Der Bundesminister der Verteidigung stellt immer wieder die Frage, ob – und erhebt die Forderung, dass – die Bundeswehr „kriegstüchtig“ werden muss. Er will damit Stärke in der Sprache als verantwortlicher Politiker zeigen, löst meiner Überzeugung nach dadurch Missverständnisse und unverantwortliche Emotionen aus.
Das Grundgesetz kennt allein die Friedenssicherung und den Verteidigungsfall. Handlungen, die geeignet sind, das friedliche Zusammenleben zu stören, insbesondere die Vorbereitung eines Angriffskrieges, sind verfassungswidrig und stehen unter Strafe (Artikel 26).
Der Verteidigungskrieg ist und bleibt eine Notmaßnahme, die natürlich effektiv vorbereitet sein muss. Aber diese Maßnahme ersetzt keine Bemühung um Frieden, geschweige denn, dass sie friedliche Verhältnisse und einen vertraglichen Frieden schafft. Frieden muss verhandelt, durchgesetzt und gesichert werden. Das ist die primäre Aufgabe verantwortlicher Politik.
Maßnahmen der Schaffung, Sicherung und Erhaltung von Frieden und Maßnahmen des effektiven Grenzschutzes und der Verteidigung schließen sich nicht aus, sondern müssen sich ergänzen. Diese Verknüpfung ist für mich als aufgeklärten, pragmatischen Pazifisten entscheidend, da ich an der Utopie des „ewigen Friedens“ festhalte, „Krieg“ niemals ein Mittel zu irgendeinem Zweck sein kann. Aber der Friede zwischen Menschen, Staaten und in der Gesellschaft muss stets wieder durchgesetzt werden; auf der Basis von Menschenwürde und Menschenrecht – und mit Empathie.
Wer Kriegstüchtigkeit zur Norm erhebt, verletzt die Menschenwürde.
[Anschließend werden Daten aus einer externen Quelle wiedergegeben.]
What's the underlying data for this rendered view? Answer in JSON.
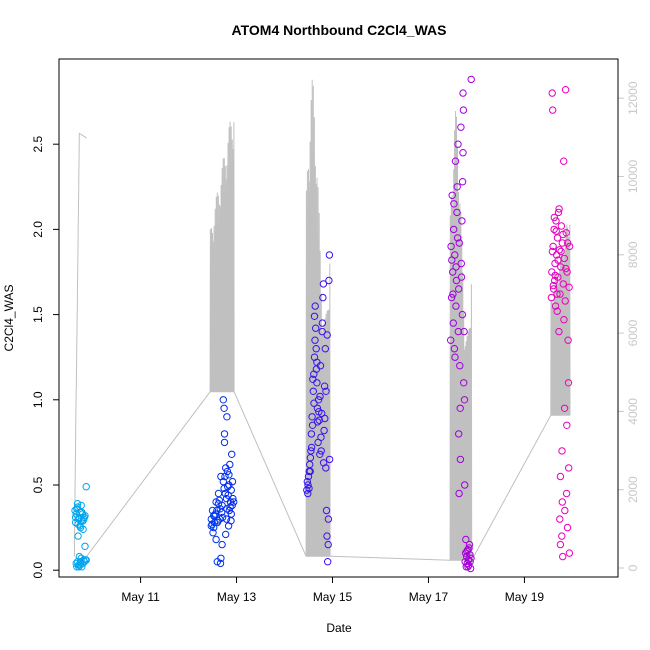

Wer Macht ausübt und diese Ausübung missbraucht, muss entmachtet und in einem gerechten Verfahren bestraft werden. Demokratische Staaten und Gesellschaften kennen und praktizieren legale Machtausübung auf Zeit. In ihnen werden Verbrechen gesetzmäßig geahndet, ohne Menschenwürde und Menschenrechte außer Kraft zu setzen. Das ist meine Überzeugung eines pragmatischen Pazifismus.